On this day, just before the sun rises over the Honeycomb Hills in the east, Stewart is tending to his American quarter horses and working in the tack room where the saddles, bridles and other equipment is kept. On this cool autumn morning he and five other cowboys, one cowgirl, and three cow dogs are getting ready to gather the cattle so they can be sorted, counted, and loaded onto trucks headed to the market.

Clouds of Stewart’s breath fill the cold Montana air while lifting a saddle onto his chestnut-colored horse. It’s something a member of his family has done on this ranch in almost the exact same spot every morning for more than a hundred years. Only the names of the cowboys and the horses have changed. And although there are differences between today’s cowboys those first ones who first moved cattle into these parts in the 1800s, the more things change, the more they also stay the same.

Vaqueros were America’s first cowboys.  Everything the world knows about cowboys today can be traced to the vaquero cattle drivers whose existence dates all the way back to the 1500s. Most of those early cattle drivers were African, Mexican, Native American, and Spanish men who were laborers forced to raise cattle and rear horses on Spanish ranches in Mexico. This included parts of Arizona, California, New Mexico, and Texas, which were all part of northern Mexico at the time. Soon their culture and knowledge spread throughout the west as ranches began moving millions of cattle from Texas to railheads in Kansas and grazing land in places like Montana, Colorado, and Idaho. Soon after the mythology of the American cowboy was born.

Everything the world knows about cowboys can be traced to the vaquero cattle drivers back to the 1500s.

Long before moving pictures, old time radio Westerns entertained Americans with dramatic stories and fictionalized accounts of cowboys. “Gunsmoke,” a Western drama that began on radio in 1952, later made the leap to television where it became the longest-running primetime television show lasting 20 seasons. Hollywood movies, comic books, and books also spread the idea of the American cowboy far and wide. Movies, magazines, comic books and other forms of media also capitalized on the idea of the great American cowboy. Author Louis L’Amour, who wrote 100 Western-themed novels and over 250 short stories further built the swashbuckling, hard-working cowboy as a lasting symbol of America. And at one time he sold more books than any other author in American history.

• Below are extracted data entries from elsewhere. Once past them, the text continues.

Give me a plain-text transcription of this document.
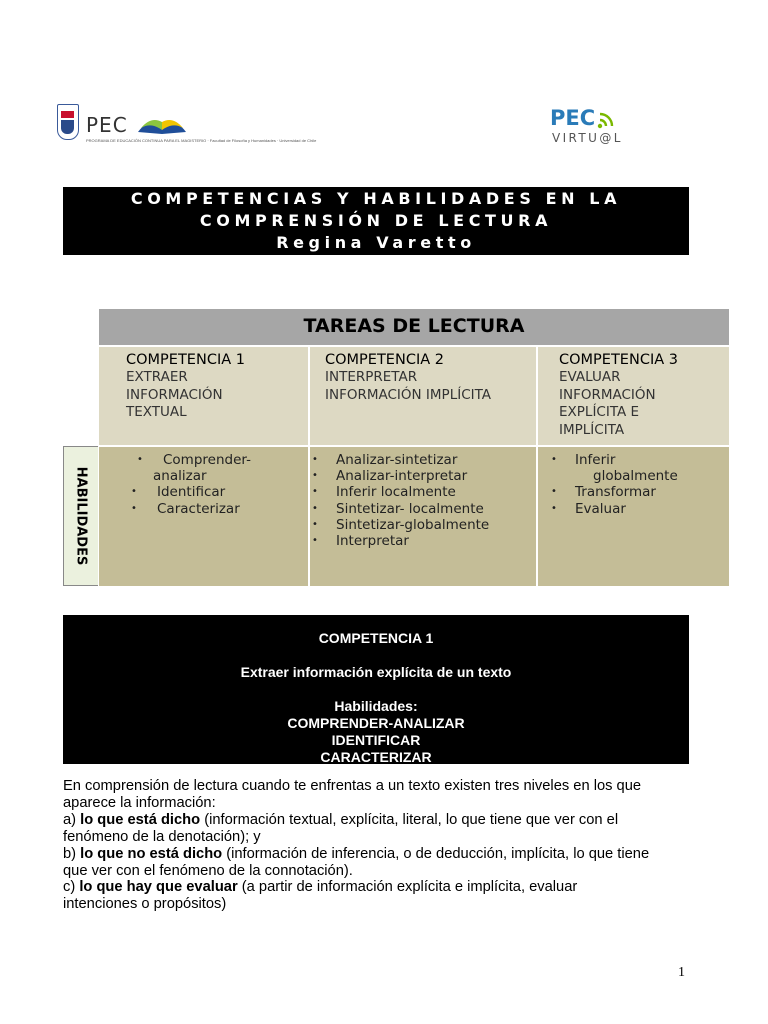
PEC
PROGRAMA DE EDUCACIÓN CONTINUA PARA EL MAGISTERIO · Facultad de Filosofía y Humanidades · Universidad de Chile
PEC
VIRTU@L
COMPETENCIAS Y HABILIDADES EN LA
COMPRENSIÓN DE LECTURA
Regina Varetto
TAREAS DE LECTURA
COMPETENCIA 1
EXTRAER
INFORMACIÓN
TEXTUAL
COMPETENCIA 2
INTERPRETAR
INFORMACIÓN IMPLÍCITA
COMPETENCIA 3
EVALUAR
INFORMACIÓN
EXPLÍCITA E
IMPLÍCITA
HABILIDADES
• Comprender-
analizar
• Identificar
• Caracterizar
• Analizar-sintetizar
• Analizar-interpretar
• Inferir localmente
• Sintetizar- localmente
• Sintetizar-globalmente
• Interpretar
• Inferir
globalmente
• Transformar
• Evaluar
COMPETENCIA 1
Extraer información explícita de un texto
Habilidades:
COMPRENDER-ANALIZAR
IDENTIFICAR
CARACTERIZAR
En comprensión de lectura cuando te enfrentas a un texto existen tres niveles en los que
aparece la información:
a) lo que está dicho (información textual, explícita, literal, lo que tiene que ver con el
fenómeno de la denotación); y
b) lo que no está dicho (información de inferencia, o de deducción, implícita, lo que tiene
que ver con el fenómeno de la connotación).
c) lo que hay que evaluar (a partir de información explícita e implícita, evaluar
intenciones o propósitos)
1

While real American cowboys differ from their fanciful portrayal in popular media, they don’t differ much from their ancestors. Yes, some of the tools are new, but even those haven’t changed much.

“Cowboys aren’t much different than they were a century ago,” said Chad Gibbons, who works as a cowboy raising Charolais cattle near Standish, California. “The only big difference is today’s cowboys as a group are younger and a bit more cocksure than their fathers and grandfathers used to be.”

Though it takes a lot of work raising cattle on a ranch, he said, many don’t realize the kind of investment a cowboy (or cowgirl) makes so they are well equipped to tend to their herd in the first place. “If you don’t ride the horses and train them regularly, neither the cowboy nor the horse will work well together. It’s one reasons many some ranches are hanging up the reins and using all-terrain vehicles (ATVs) instead, Gibbons said. “They are far less glamorous than a horse, but they cost a heck of a lot less. But you aren’t really a cowboy then, are you?”

Yes, cowboys use pickup trucks and computers, but they are not primary tools of the trade. Hard work, a calm demeanor when working with the animals, and the ability to be an independent thinker and problem solver are still a cowboy’s most important assets. A computer doesn’t help round up cattle, fix fences, feed animals, or train horses. And a pickup truck is only good for driving the many dozens of miles between the ranch and the nearest town where they can fetch supplies. Beyond that, today’s modern cowboy still works with a horse under the glaring sun or beneath a blanket of stars fighting extreme temperatures, drought, wildfires, lower prices for their cattle, and smaller margins. But most wouldn’t have it any other way. Which serves as a reminder to that the Western American spirit and cowboy culture lives on just as it did centuries ago, too.